The New Republican?
As if locked in a time warp, TV talkshow producers still look to the New Republic to find representatives of the left. Decades ago, the New Republic and The Nation were indeed the two leading intellectual journals of the left. But after the New Republic was purchased in 1974 by Martin Peretz, it moved sharply to the right, becoming conservative on foreign policy, and centrist or moderately liberal on domestic issues.
The New Republic‘s departure from the left can be seen in its position on Nicaragua. For most of the US left, the Contra war was the defining foreign policy issue of the ’80s, in the same way that the Vietnam War determined friends and enemies in the 1960s. The New Republic spent the last decade cheering on Reagan’s Nicaragua policy.
Editorials made “The Case for the Contras” (3/24/86), dubbing them “freedom fighters” who “deserve our help.” When the Iran/Contra scandal surfaced, the magazine talked of “restoring public confidence in Ronald Reagan’s leadership” (12/22/86) and continued searching for ways to “Save the Contras” (2/15/88). Senior editors Charles Krauthammer, Fred Barnes and Morton Kondracke adopted the Contras as their pet cause, with Kondracke specializing in McCarthyite attacks on groups critical of Central America policy.
Unlike the left, the New Republic has supported US interventionism across the globe, endorsing the Grenada invasion, the bombing of Libya and the Panama invasion. The magazine called the US naval presence in the Persian Gulf a “Just War” (11/9/87). Krauthammer, who approvingly coined the phrase “Reagan Doctrine,” penned countless articles endorsing military intervention, and dismissed international law as “The Curse of Legalism” (11/6/89). Though the New Republic editorial board declined to support Star Wars, Reagan’s overall nuclear strategy was approved and the nuclear freeze and disarmament movements criticized.
Owner/editor-in-chief Martin Peretz is best known for his anti-Palestinian, “Israel right or wrong” posture. Indeed, many credit Peretz’ fanaticism on the Middle East with driving the magazine toward a general hawkishness on foreign policy.
In domestic politics, the New Republic attacks Jesse Jackson more harshly than it attacked the Reagan or Bush administrations. The New Republic‘s preferred candidate in 1988 was Sen.
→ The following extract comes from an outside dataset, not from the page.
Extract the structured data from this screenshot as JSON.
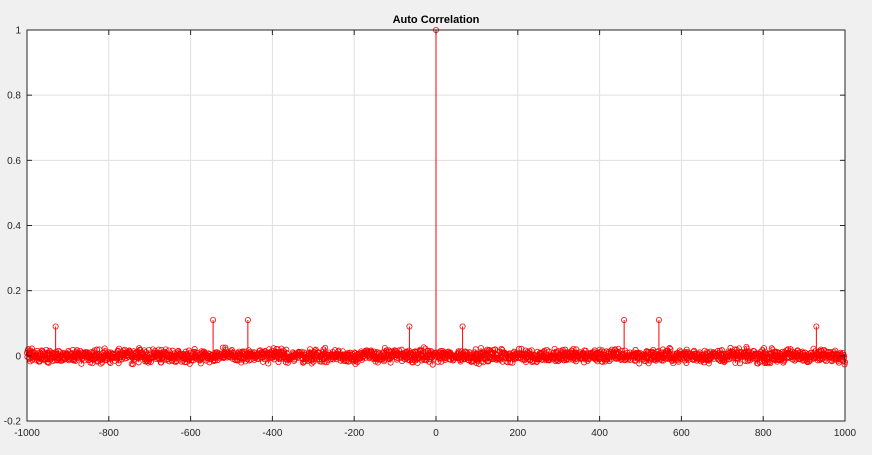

Al Gore, the furthest right of the Democratic candidates. (The magazine later endorsed Dukakis.) After the election, the New Republic continued its anti-Jackson campaign in Ben Wattenberg’s “The Curse of Jesse” (12/5/88) and Hendrik Hertzberg’s “Hit the Road, Jack” (4/3/89).
While the New Republic may not be renamed the New Republican anytime soon, it is absurd to imagine that the magazine and its editors represent the American left.